Trevor Bauer: Enrique Iglesias’s backup singer
I don’t know whether Bauer can sing, and I don’t particularly care to find out. But he should be around somebody who can empathize with his lowest moment.
Adam Rosales: Private Investigator
He has been in the majors for 10 years, and I have no recollection of him. He is the perfectly nondescript white guy, the quintessential Milford Man, if you will. He will never give himself away to his suspect.
Weird, Welcome Baseball
By: Annie Maroon
As a teenager, I had a few years’ run of bad fortune on February 17. One year I fought with a friend in gym class when she called me (harshly, but fairly) on my eighth-grade tendency to treat my every misfortune like the end of the world. Another year I got badly sick. I still have friends who warn me to be careful on February 17. Similarly, I slowly noticed that October 13 was always a good day for me – pleasant, unmarked by conflict. I don’t remember any major joys or successes in my life on any October 13, but even now, I instinctively feel confident as it approaches.
The Pittsburgh Pirates are equally star-crossed: somehow, they always play extra innings in their first series of the season. The vague sense of déjà vu first struck as they dueled with the Red Sox for 11 scoreless on April 5. After watching Boston’s Sandy Leon do what folk heroes do against Antonio Bastardo to end the game in the 12th, I then had the particular joy of having Baseball-Reference confirm my gut feeling.
For four straight years now, and six of the last eight, the Pirates have not only played extras in their opening series, they’ve done it in the second game of the season. “Baseball just literally happened everywhere, and at one point I started fist-pumping because Starling Marte got a hit in the sixteenth inning and I accidentally punched myself in the head,” is a sentence I typed shortly after watching the second game of 2014 in its entirety. (That night they beat the Cubs 4-3. The game took almost six hours and saw a man named Stolmy Pimentel hit for himself in the fourteenth, then get the win as a relief pitcher.)
In 2015, they needed a two-and-a-half-hour rain delay and eleven innings for Joey Votto to drive in the deciding run. In 2016, all that happened between Opening Day and game two was that I was briefly hospitalized with a nasty virus. So on April 5, I sat at my kitchen table, squinting at my computer screen through a dehydration headache as Jordy Mercer walked off against Seth Maness in the twelfth. And then, this year, after seven dazzling innings from Chris Sale and Jameson Taillon, it was Leon’s turn, inevitable as Votto and Mercer before him.

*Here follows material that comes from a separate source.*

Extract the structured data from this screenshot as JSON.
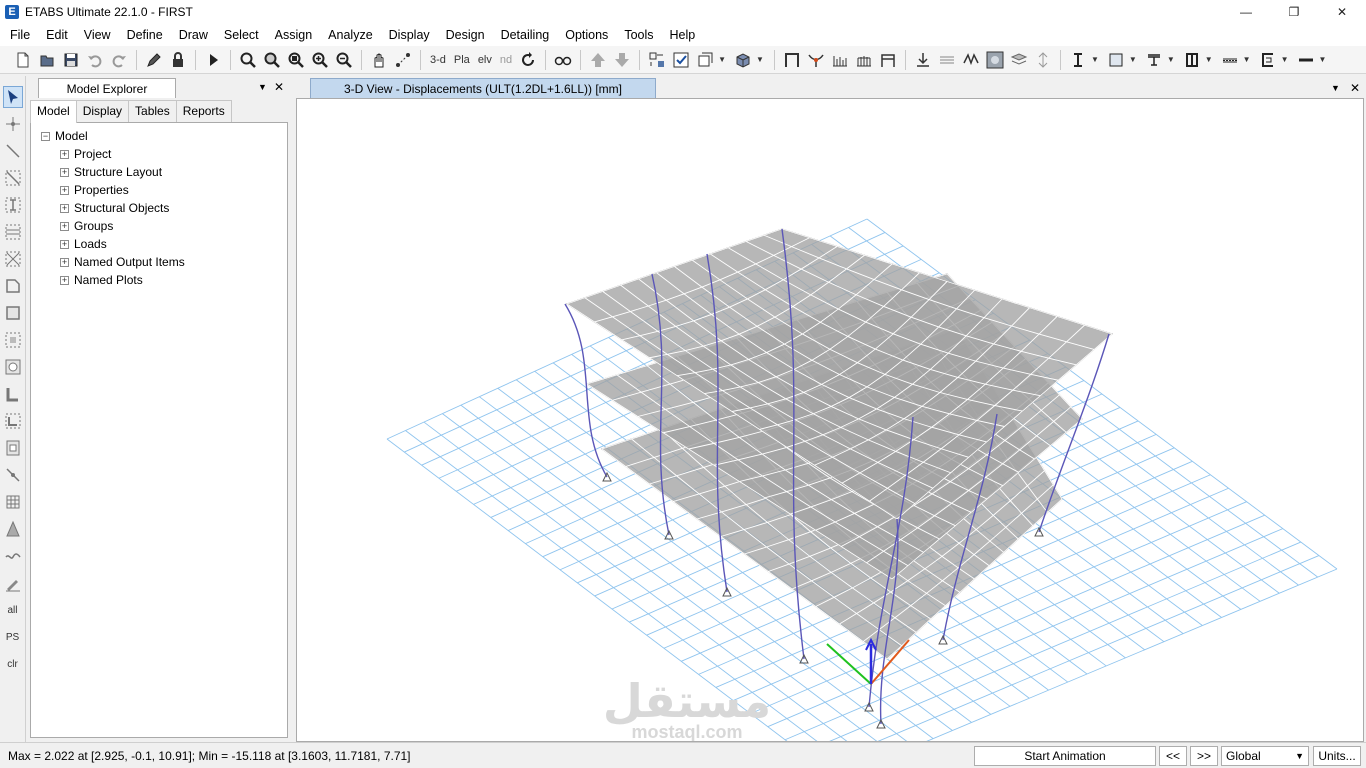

In the typical parlance, a baseball statistic is “useful” if it can be predictive; this is why using RBI or pitcher wins in analysis is silly. This fun fact about the Pirates, then, is absolutely useless. Maybe the Pirates will go to extra innings in their second game of 2018, and Adam Frazier will hit a walk-off homer off of Neftali Feliz in the thirteenth as I peer at them from my couch, mostly asleep. Maybe they won’t. But if they do, it will awaken some sense of rhythm in me, a feeling that the seasons are passing the way they should. This kind of groove, once worn into the surface of life, lingers. It doesn’t mean anything, except that it feels like it does; it suggests nothing, except all the other rooms where I’ve watched late-night baseball get weird, a constant in mercurial early-April weather.